Where can I learn more about this script? What will the work flow be for converting BUG_AUTO into bugs? As a feature request, maybe it can guess when to use SLOW if the test is only failing in debug.
Ojan and I have been working on improving the webkit/tools/layout_tests/webkitpy/layout_tests/update_expectations_from_dashboard.py script. Its usage is undocumented, but in short it takes JSON data as input generated from http://test-results.appspot.com/dashboards/flakiness_dashboard.html#expectationsUpdate=true and uses it to modify test_expectations.txt. The modifications to the script are unreviewed, but once committed I'll add a section to the wiki explaining how to use it at http://dev.chromium.org/developers/testing/flakiness-dashboard. > What will the work flow be for converting BUG_AUTO into bugs? I'm not sure - Ojan, can you chime in? > As a feature request, maybe it can guess when to use SLOW if the test is only failing in debug. Yep, that sounds like a good idea. Could you provide a more specific heuristic?
(In reply to comment #5) > > As a feature request, maybe it can guess when to use SLOW if the test is only failing in debug. > > Yep, that sounds like a good idea. Could you provide a more specific heuristic? I'm not sure.
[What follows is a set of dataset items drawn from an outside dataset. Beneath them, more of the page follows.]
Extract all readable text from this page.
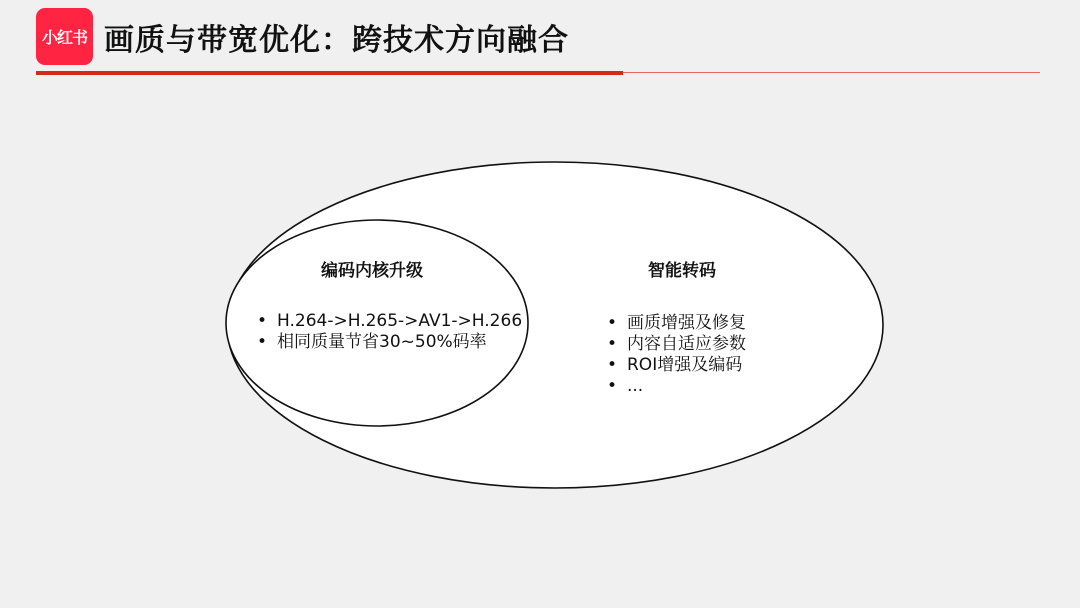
小红书 画质与带宽优化：跨技术方向融合
编码内核升级
• H.264->H.265->AV1->H.266
• 相同质量节省30~50%码率
智能转码
• 画质增强及修复
• 内容自适应参数
• ROI增强及编码
• ...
I just bring it up because it looks like the last 5 entries to test_expectations.txt are just slow tests. But maybe not. One of the tests is for Release builds.
(In reply to comment #4) > Where can I learn more about this script? The working version is still not checked in. We'll document it once it's usable. This was our first pass at actually using it. > What will the work flow be for converting BUG_AUTO into bugs? That's a good question. I don't have a good answer. I was planning on bringing this up on chromium-dev soon. I'm open to suggestions. > As a feature request, maybe it can guess when to use SLOW if the test is only failing in debug. I've been meaning to get rid of SLOW. I think it's too complicated. Instead, we should just have a long timeout but give a short timeout to tests that we expect to timeout. How does that sound?
(In reply to comment #7) > (In reply to comment #4) > > What will the work flow be for converting BUG_AUTO into bugs? > > That's a good question. I don't have a good answer. I was planning on bringing this up on chromium-dev soon. I'm open to suggestions. I think whoever runs the tool should fill in bug numbers, right? We shouldn't check in expectations without bugs filed. > > As a feature request, maybe it can guess when to use SLOW if the test is only failing in debug. > > I've been meaning to get rid of SLOW. I think it's too complicated. Instead, we should just have a long timeout but give a short timeout to tests that we expect to timeout. How does that sound? I suspect that over time, more tests will time out (the long timeout) and the full test run will gradually get slower. I prefer fast by default with exceptions to make things slower. Maybe you're hoping that the auto-update script will detect and mark tests as slow? I'm not sure how easy that will be to do.